Sensex (LIVE- Intraday)

Sensex (LIVE- Intraday)

Wednesday, April 26, 2006

STOCK WATCH

Although its Q4FY06 results were quite flat, Indian Sucrose’s (Code No: 500319) (Rs.50) full year figures look very impressive while its revenue grew by 50% to Rs.102 cr., its net profit zoomed 162% to Rs.15.50 cr. registering an EPS of Rs.10 on an equity of Rs.15.50 cr. Its OPM of 24% is one of the best in the industry. And this is just standalone figures. Consolidated figures will be far better as recently it acquired a sugar unit - Cosmos Industries in Dhuri, Punjab, having a capacity of 2500 TCD. Moreover, the company has also expanded its own capacity to 5000 TCD from 3500 TCD, the full impact of which will be visible in FY07. It may report an EPS of Rs.13 for FY07 and may even return to the dividend list. The scrip is trading cheap currently only because it’s in Z category. The share price is bound to cross Rs.100 sooner than later.

Riding the infrastructure boom, Ador Fontech (Code No: 530431) (Rs.138) came out with fantastic results for the March quarter. Its topline increased by nearly 30% to Rs.22 cr. but net profit more than doubled to Rs.2 cr. due to better margins. For the full year FY06, it registered a turnover of Rs.69 cr. (up 26%) and a net profit of Rs.4.45 cr. (up 134%) with an EPS of Rs.13 on its tiny equity of Rs.3.50 cr. It even declared Rs.4 as dividend. Based on the same pace, for FY07 it can report a net profit of Rs.6.50 cr. on a topline of Rs.90 cr. i.e. an EPS of Rs.19. That means the scrip has the potential to double in 12-15 months. But the only concern is its merger with Ador Welding, in which the swap ratio may not favour the company. Otherwise, it’s a great buy even at current levels.

With the markets hitting an all time high, retail participation in rising volumes are healthy and stock broking firms are making merry. And Twentieth Century Management (Code No: 526921) (Rs.49) run by Mumbai based broker, Sundar Iyer is no exception. This debt free company ended FY06 on a very buoyant note. Its total revenue increased by 140% to Rs.19.65 cr. whereas its net profit tripled to Rs.17.75 cr. This translates into an EPS of Rs.17 on its equity of Rs.10.50 cr. It is learnt that the company is still holding shares of some reputed construction companies whose market value is much higher than its cost. Moreover, the company is planning to approach RBI for restoration of its NBFC registration. But in spite of being a profit making company, it did not declare any dividend. Hence only aggressive investors are advised to take exposure as it’s a risky bet.

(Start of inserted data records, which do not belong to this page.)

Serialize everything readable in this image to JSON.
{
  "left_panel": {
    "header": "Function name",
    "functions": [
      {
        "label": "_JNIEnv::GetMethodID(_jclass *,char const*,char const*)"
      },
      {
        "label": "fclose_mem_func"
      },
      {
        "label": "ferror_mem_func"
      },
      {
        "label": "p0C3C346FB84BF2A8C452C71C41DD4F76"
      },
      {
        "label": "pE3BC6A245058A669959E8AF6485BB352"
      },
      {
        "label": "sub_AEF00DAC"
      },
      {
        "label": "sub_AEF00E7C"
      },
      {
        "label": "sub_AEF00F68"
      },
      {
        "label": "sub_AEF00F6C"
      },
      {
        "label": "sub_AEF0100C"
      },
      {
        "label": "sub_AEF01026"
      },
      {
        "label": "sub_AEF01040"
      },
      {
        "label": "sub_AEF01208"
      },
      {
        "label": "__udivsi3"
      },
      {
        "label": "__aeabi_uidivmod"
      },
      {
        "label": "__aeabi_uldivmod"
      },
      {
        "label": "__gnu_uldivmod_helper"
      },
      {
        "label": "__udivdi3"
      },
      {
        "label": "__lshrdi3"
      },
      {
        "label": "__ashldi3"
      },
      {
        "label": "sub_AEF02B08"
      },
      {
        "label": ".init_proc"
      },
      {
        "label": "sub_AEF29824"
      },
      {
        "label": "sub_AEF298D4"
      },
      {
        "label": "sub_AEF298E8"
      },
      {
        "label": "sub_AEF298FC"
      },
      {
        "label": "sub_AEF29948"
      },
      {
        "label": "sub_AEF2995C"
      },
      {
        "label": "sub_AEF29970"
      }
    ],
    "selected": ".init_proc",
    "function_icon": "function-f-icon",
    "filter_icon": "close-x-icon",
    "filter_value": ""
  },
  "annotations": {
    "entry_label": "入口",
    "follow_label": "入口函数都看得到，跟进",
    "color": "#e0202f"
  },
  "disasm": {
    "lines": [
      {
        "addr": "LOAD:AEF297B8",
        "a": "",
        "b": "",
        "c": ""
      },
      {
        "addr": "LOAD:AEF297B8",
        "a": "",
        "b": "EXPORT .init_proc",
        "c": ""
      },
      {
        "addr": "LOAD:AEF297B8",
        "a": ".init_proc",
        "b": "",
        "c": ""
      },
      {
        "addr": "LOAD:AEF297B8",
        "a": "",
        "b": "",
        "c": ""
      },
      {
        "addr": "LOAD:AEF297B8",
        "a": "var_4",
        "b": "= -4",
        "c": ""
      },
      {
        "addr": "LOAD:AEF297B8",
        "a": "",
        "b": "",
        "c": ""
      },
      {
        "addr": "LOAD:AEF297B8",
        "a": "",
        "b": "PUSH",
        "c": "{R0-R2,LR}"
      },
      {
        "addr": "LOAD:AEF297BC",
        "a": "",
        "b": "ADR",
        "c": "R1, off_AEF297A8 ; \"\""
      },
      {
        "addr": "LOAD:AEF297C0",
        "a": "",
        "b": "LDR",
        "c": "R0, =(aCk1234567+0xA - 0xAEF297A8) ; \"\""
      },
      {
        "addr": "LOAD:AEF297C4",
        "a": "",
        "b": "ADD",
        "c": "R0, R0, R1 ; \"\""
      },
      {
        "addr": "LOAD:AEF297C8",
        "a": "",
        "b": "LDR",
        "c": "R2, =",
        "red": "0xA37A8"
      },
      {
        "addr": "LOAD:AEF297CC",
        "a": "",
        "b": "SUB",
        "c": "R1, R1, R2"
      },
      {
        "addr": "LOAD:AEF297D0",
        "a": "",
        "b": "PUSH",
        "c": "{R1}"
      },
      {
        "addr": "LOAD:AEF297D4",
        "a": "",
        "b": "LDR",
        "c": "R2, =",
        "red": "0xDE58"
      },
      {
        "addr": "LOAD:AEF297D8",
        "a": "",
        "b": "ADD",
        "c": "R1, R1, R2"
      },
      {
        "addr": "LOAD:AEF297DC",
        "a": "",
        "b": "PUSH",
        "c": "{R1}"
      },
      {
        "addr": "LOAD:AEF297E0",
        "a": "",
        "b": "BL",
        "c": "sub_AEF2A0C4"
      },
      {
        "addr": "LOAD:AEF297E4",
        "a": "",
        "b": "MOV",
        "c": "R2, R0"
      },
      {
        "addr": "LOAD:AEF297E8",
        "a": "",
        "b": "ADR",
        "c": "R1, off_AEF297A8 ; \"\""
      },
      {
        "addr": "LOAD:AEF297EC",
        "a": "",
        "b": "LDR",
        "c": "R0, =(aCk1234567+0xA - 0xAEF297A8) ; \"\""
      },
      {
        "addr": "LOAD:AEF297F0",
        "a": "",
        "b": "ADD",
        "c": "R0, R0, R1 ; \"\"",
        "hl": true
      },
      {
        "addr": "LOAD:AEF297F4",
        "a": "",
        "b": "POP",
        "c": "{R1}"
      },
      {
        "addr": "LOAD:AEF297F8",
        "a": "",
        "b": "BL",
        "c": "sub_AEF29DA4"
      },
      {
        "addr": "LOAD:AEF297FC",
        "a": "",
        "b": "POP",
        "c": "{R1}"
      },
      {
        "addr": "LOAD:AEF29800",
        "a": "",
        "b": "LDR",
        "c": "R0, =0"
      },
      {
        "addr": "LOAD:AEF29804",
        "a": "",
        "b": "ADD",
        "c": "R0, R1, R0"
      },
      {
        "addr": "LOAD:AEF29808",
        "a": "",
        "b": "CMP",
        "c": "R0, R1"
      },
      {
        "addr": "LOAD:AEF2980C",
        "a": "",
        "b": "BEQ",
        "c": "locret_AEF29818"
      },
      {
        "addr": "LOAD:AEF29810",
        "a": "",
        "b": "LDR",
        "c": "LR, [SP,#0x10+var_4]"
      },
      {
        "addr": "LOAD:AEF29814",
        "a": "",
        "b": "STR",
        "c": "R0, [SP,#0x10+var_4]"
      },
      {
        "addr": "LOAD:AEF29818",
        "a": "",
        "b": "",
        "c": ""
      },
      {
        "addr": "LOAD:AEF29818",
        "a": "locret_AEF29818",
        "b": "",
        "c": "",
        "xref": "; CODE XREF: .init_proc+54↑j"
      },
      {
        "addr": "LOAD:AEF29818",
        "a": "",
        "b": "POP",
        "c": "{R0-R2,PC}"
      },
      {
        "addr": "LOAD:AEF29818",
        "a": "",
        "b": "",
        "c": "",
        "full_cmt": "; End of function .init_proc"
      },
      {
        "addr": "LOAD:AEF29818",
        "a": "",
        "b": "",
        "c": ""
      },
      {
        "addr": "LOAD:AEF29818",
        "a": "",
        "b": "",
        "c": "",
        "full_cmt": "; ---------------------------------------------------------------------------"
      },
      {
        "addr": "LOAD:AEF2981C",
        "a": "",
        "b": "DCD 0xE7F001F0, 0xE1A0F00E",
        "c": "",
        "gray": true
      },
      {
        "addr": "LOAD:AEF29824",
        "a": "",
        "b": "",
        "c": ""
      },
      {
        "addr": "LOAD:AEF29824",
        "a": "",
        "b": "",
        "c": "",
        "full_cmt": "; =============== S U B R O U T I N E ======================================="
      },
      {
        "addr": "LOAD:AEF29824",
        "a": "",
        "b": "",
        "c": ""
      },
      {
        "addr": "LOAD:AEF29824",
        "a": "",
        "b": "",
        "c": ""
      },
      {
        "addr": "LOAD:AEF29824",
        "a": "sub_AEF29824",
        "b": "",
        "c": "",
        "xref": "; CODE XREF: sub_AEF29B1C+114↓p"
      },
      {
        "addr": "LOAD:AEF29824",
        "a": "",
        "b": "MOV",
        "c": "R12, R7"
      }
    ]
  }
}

After reporting disappointing results for the first half, the second half of FY06 has been quite good for Rajratan Global Wire (Code No: 517522) (Rs.127). For Q4FY06 though its sales was down 15% to Rs.26 cr., its net profit more than doubled to Rs.2.80 cr. on the back of a higher operating margins. For the full year its sales was marginally up to Rs.99 cr. but its net profit increased by 30% to Rs.6 cr. which led to an EPS of Rs.14 on its small equity of Rs.4.35 cr. Its OPM stood at healthy 13%. With the rising demand for tyres from vehicle manufacturers as well as the replacement market, the company is expected to perform well in coming years. Assuming the same profit margin, the company can register an EPS of Rs.20 for FY07. Hence investors can buy this scrip with an expectation of 25-30% return in a year.

Post the amalgamation of Pranay Sheetmetal and Valueline Hotel & Console Estate, Mahindra Ugine (Code No: 504823) (Rs.160) came out first time with the consolidated results and surpassed analysts’ expectations. For Q4FY06 its sales increased by 22% to Rs.186 cr. whereas its first time spurted 130% to Rs.35 cr. in spite of tax provision of a whopping Rs.17 cr. amazingly, it reported an OPM of 30%. If it continues to perform in the same fashion, it will register an OPM of 20-25% on a conservative basis and can report sales of Rs.775 cr. with a net profit of Rs.90 cr. for FY07 i.e. an EPS of Rs.28. Investors are strongly recommended to buy it at declines as the scrip can touch Rs.225 in the medium term.